User Icon for Explain Bot Explain Bot answered
1 year ago

To find the equations of the tangent lines to the hyperbola xy=1 that pass through the point (-1,1), we can follow these steps:

Step 1: Differentiate the equation xy=1 with respect to x to find the derivative dy/dx.
To do this, we will use implicit differentiation. Differentiating both sides of the equation with respect to x, we get:
(1 * dy/dx) + (x * d/dx[y]) = 0
Simplifying, we get:
dy/dx + x * d/dx[y] = 0

Step 2: Solve for d/dx[y] to obtain the derivative of y with respect to x.
Rearranging the equation from step 1, we get:
d/dx[y] = -dy/dx / x

Step 3: Substitute the given point (-1,1) into the equation xy=1 to find the corresponding coordinates (x,y).
Plugging in the values of x and y, we have:
(-1)(1) = 1
-1 = 1
This is not true, so (-1,1) does not lie on the hyperbola xy=1, which means there are no tangent lines through (-1,1) on the hyperbola.

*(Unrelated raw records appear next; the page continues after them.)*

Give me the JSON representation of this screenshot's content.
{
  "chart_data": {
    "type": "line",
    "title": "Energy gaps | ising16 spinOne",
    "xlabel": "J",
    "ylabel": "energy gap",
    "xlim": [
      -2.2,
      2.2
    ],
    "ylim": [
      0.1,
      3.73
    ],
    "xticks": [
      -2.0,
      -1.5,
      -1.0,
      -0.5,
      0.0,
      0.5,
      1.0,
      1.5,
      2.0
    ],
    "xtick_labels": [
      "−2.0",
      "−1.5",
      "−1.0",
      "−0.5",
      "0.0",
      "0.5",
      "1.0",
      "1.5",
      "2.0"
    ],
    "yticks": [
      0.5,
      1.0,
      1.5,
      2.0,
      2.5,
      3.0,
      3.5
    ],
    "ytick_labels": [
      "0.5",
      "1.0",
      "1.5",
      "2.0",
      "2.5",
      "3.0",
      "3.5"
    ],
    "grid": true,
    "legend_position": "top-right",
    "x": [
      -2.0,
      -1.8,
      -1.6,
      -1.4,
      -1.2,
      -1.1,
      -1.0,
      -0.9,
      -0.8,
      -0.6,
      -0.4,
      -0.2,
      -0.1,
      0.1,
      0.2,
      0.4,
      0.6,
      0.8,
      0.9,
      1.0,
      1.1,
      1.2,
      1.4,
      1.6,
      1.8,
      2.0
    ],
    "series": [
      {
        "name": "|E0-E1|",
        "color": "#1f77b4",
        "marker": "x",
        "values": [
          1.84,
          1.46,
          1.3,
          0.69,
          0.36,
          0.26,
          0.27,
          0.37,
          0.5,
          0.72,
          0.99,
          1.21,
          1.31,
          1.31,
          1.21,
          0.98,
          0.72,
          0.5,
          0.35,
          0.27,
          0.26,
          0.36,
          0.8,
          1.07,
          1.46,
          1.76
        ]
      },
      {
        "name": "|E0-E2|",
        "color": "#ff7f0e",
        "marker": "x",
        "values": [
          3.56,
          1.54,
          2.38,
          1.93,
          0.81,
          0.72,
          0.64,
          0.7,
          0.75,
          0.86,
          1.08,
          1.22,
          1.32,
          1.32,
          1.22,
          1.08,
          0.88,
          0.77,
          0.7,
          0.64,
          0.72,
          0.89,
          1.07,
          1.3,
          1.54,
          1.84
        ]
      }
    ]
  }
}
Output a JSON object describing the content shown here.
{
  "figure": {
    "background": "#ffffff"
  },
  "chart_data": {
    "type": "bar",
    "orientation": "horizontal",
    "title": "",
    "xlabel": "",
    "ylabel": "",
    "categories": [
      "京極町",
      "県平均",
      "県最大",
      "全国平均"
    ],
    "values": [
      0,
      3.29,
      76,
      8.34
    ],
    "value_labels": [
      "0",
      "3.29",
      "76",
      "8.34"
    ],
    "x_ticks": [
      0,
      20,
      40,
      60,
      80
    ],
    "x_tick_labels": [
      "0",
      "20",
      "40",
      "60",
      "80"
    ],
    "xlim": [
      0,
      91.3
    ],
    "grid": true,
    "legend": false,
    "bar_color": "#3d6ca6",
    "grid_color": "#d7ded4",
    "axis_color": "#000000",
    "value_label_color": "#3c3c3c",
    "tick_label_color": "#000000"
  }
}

Moreover, the lines tangent to the hyperbola xy=1 will not pass through the points (1,1) and (-1,-1). You may have mistaken them for the points of intersection between the hyperbola and the asymptotes. The asymptotes of the hyperbola intersect at the origin (0,0), not (1,1) and (-1,-1).

Therefore, there are no tangent lines to the hyperbola xy=1 that pass through the point (-1,1).